The religious groups, especially Christians and Muslim ague that medical euthanasia distorts and reduces the respect that the society has for the sanctity of life. The argument using the sanctity of life, for example stems from the religious belief that people have been made in the image of God. This belief, therefore informs the religious argument that there is an attribute of life that is sacred and one that needs to be protected and preserved for the creator. This argument is prolonged by the argument that practicing medical euthanasia opens a slippery path to involuntary euthanasia . The argument is that if killing people, though medical euthanasia is made legal, then it would empower the physicians to kill people who are though undesirable and without medical value.

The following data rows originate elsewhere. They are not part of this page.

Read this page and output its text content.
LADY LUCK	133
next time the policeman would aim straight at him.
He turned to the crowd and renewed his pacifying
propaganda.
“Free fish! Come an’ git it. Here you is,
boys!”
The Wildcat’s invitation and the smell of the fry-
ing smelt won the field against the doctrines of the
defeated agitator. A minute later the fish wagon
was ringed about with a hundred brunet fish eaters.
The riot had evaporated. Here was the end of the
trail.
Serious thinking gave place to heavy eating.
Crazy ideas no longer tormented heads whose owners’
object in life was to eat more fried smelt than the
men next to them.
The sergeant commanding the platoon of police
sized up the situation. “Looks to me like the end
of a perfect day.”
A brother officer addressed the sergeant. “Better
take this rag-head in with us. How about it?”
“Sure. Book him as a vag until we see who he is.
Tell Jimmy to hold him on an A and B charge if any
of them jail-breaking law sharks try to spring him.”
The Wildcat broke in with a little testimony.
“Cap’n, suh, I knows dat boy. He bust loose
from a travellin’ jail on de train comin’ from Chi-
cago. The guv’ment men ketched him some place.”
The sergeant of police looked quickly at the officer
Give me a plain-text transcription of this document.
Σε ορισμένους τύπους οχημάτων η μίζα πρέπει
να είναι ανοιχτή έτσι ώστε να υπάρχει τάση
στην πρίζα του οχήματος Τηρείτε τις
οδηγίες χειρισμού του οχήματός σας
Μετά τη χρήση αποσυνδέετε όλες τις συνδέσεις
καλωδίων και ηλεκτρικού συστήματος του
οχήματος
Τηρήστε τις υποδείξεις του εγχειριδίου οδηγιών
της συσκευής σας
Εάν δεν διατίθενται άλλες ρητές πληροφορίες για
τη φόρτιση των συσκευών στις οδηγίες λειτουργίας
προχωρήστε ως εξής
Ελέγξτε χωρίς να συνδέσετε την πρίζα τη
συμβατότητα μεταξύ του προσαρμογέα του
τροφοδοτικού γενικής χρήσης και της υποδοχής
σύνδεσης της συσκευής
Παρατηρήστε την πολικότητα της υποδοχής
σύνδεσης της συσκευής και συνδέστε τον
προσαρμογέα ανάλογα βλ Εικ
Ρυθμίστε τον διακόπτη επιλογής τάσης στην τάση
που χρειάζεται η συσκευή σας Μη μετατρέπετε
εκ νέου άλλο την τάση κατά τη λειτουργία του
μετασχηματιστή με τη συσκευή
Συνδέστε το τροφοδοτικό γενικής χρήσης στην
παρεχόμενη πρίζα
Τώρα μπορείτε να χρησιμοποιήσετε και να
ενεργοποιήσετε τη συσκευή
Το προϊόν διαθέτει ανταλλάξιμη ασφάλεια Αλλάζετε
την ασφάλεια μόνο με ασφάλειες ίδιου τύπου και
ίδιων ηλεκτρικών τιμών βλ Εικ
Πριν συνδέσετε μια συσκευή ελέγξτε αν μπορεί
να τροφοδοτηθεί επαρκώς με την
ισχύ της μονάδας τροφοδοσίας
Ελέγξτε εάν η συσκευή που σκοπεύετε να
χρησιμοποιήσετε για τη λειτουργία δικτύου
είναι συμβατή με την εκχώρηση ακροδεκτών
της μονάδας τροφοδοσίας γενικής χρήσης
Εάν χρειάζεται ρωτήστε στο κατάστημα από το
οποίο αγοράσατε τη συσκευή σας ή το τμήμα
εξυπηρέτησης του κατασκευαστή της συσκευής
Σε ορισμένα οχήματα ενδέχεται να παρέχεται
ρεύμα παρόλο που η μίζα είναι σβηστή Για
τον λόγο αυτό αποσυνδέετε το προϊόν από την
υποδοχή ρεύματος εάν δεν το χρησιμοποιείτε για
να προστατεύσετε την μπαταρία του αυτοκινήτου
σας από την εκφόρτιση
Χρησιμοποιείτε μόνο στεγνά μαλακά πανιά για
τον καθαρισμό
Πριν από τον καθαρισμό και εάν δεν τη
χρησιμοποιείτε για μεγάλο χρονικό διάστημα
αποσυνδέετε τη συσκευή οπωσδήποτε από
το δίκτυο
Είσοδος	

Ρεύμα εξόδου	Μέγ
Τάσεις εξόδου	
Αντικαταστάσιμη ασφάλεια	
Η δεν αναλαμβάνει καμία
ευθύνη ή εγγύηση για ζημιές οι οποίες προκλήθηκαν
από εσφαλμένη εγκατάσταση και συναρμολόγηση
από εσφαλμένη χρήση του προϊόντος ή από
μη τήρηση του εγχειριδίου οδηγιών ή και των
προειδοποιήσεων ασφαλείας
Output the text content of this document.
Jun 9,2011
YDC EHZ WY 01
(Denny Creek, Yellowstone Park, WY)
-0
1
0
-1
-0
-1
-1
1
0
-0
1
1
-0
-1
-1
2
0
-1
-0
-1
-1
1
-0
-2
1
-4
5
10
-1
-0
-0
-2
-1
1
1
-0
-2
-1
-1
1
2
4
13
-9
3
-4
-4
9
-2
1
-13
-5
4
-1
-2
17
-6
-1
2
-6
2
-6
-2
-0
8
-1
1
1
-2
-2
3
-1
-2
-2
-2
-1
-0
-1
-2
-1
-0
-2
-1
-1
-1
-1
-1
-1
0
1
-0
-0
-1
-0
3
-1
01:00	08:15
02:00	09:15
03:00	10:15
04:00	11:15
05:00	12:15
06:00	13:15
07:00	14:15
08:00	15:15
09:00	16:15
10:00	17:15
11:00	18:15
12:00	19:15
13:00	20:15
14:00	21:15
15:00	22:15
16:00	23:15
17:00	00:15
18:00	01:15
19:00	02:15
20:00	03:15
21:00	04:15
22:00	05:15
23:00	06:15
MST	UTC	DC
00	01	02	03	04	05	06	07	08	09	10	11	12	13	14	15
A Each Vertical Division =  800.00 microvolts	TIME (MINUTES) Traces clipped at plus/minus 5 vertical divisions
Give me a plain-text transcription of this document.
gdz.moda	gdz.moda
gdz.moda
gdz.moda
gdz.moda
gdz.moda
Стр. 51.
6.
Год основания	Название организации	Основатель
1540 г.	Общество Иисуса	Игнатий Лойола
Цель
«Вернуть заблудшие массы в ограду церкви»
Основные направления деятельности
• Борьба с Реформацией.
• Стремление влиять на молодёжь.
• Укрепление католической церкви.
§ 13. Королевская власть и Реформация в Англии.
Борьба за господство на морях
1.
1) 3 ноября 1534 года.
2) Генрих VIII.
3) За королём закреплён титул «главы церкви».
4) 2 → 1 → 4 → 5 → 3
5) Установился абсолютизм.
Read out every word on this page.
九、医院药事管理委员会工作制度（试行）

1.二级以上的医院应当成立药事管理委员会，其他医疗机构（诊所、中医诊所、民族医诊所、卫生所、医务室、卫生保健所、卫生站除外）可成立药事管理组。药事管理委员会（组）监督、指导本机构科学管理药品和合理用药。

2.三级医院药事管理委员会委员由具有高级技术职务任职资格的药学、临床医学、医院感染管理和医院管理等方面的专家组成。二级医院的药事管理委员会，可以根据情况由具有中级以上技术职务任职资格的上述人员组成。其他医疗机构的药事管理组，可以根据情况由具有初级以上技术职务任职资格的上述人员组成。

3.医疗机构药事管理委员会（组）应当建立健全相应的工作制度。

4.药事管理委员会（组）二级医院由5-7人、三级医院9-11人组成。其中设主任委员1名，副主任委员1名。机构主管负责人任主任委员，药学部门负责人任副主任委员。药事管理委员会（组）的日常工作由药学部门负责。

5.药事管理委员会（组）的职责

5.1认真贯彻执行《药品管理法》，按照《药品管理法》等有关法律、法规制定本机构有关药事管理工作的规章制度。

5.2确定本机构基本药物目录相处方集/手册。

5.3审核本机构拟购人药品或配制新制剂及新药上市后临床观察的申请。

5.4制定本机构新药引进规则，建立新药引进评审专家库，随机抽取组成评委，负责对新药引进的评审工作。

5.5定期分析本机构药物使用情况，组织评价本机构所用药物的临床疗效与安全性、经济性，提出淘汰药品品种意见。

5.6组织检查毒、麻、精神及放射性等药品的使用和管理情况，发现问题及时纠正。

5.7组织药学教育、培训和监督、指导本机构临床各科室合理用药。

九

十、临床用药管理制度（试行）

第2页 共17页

In the religious fronts, suffering is also seen as having some value towards Godliness. Christianity, for example, teaches that it is right for the believer to share in the suffering of Christ. This is seen also as an avenue for the believer to strengthen faith in God and to entrust their lives more wholesomely to God. The importance of such suffering is said to be a pathway for grace to find its way to transform the human soul to conform to the will of God .
- Baeke, G., Wils, J.-P., & Broeckaert, B. (2011). “We are (not) the master of our body”: elderly Jewish women’s attitudes towards euthanasia and assisted suicide. Ethnicity & Health, 16(3), 259–278.
- Seale, C. (2010). The role of doctors’ religious faith and ethnicity in taking ethically controversial decisions during end-of-life care. Journal of Medical Ethics, 36(11), 677–682.
- Verbakel, E., & Jaspers, E. (2010). A Comparative Study on Permissiveness Toward Euthanasia Religiosity, Slippery Slope, Autonomy, and Death with Dignity. Public Opinion Quarterly, nfp074.